Samantha Reynoldsis a Dr. Gottman certified educator as well as a Dr. Shefali certified Conscious Parenting Coach. She works virtually with couples, individuals and families.
Experiencing a miscarriage is an emotionally challenging rollercoaster for both partners. Feelings of helplessness, anger and deep sadness and worries about how to be there for your partner and when to broach the subject of trying again are common and expected.
What can make this journey towards healing even more of a challenge is that each partner will grieve differently and will go through the grieving stages at different times.
Putting your partner’s needs ahead of yours, listening, empathizing and allowing each of you the space to be vulnerable with each other, are the early steps to moving forward.
Look Beyond Your Needs:
Your partner will need you more at this time than you may realise, especially as expressing it won’t be the top of her priority list. While you will be grieving now also, if you can do more for her and around the home, it will take away one burden she doesn’t need at this time.
For example: when you come home from work, take a look around and do what needs to get done without being asked. Start making dinner, unload the dishwasher, do laundry, or run her a bath. I would also encourage both of you to do a morning check in by asking each other how you are feeling. Staying connected is vital to your recovery as a couple.
Listening and empathizing is crucial
I encourage couples to carve out 20 minutes a day, minimum, to talk about anything outside of the relationship. Dr. Gottman calls this The Stress-Reducing Conversation. Each partner receives 10 minutes to talk about whatever is on their minds. The job of the other is to simply listen.

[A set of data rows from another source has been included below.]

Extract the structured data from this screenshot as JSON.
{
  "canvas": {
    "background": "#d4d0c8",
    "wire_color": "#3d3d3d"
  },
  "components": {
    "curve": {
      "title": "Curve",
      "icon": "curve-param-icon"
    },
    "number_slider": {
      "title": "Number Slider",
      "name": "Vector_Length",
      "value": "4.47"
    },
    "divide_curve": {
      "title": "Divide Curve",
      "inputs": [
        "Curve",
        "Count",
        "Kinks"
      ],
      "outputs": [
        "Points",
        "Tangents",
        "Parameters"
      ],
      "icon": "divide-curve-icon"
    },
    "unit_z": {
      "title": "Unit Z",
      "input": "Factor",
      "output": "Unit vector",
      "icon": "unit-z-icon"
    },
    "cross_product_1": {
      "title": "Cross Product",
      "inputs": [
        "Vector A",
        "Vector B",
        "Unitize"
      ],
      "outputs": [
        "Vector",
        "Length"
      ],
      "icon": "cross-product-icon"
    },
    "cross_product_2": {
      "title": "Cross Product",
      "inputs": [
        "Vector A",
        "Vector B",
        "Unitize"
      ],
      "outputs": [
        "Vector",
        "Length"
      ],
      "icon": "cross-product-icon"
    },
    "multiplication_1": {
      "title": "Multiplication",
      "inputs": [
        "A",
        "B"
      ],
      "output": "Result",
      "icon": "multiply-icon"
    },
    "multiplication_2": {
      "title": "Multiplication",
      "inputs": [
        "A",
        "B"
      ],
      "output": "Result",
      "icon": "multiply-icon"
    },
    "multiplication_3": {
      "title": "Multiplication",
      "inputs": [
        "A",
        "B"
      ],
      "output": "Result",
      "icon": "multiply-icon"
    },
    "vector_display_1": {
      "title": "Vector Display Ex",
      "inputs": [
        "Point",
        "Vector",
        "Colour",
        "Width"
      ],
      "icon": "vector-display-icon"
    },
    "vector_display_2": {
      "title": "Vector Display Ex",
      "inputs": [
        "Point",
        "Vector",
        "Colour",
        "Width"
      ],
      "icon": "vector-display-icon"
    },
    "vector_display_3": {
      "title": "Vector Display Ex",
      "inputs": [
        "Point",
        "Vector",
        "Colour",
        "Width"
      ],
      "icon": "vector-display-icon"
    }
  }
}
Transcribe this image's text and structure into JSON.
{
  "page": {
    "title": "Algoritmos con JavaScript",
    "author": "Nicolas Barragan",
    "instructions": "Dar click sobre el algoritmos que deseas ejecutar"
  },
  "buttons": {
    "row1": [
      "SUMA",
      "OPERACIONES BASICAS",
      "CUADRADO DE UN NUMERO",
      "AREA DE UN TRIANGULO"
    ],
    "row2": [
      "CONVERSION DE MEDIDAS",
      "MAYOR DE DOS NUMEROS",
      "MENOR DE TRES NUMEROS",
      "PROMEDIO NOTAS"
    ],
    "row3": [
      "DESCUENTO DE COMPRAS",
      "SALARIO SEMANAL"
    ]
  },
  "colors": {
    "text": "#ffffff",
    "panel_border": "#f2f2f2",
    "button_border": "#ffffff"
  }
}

Listening to a partner who is crying, angry and frustrated can be difficult. For many of us, who grew up with parents who did not role model how to handle big emotions, this can be a huge hurdle. If you fall into this category, first notice this discomfort in you, then focus on your breathing. Remember these emotions have nothing to do with you. Next, focus on what is going on for your partner and then try repeating back to her the last phrase she said.
“So, I am understanding, you mean you felt hurt that…”
“Yes, I hear that you are so sad. I am too.”
“Is this what you mean: you don’t feel comfortable going to…?”
Repeating the words back to your partner has two positive effects: it tells your partner that you are engaged and it allows you to show your partner that you care and are a team player. Both are important in keeping and building the trust you have between the two of you.
As a man, please refrain from trying to “fix” and problem-solve. Even though it’s inherent in you. Based on Dr. Gottman’s four decades of research, men want to move past emotional and troublesome problems quickly. Wait for your partner to ask for advice. She may only want to vent and express herself.
Recognise your own grief
Not only do women need to grieve, so do you!
Just because you did not carry the baby, does not mean you do not feel loss. Allow yourself to be vulnerable with your partner. Tell her how you are feeling and let her show up for you. By showing her how you are processing this loss and allowing her to be your ally will help both of your healing processes and will make you feel even more connected as a couple and as best friends.
Grieving a loss of a baby takes time and there is no set timeline; the journey is remarkably personal. Do not rush it. Recognizing that each partner appreciates being heard, listened to and cared for will, hopefully, make this shared event one in which the two of you can experience even greater closeness and love.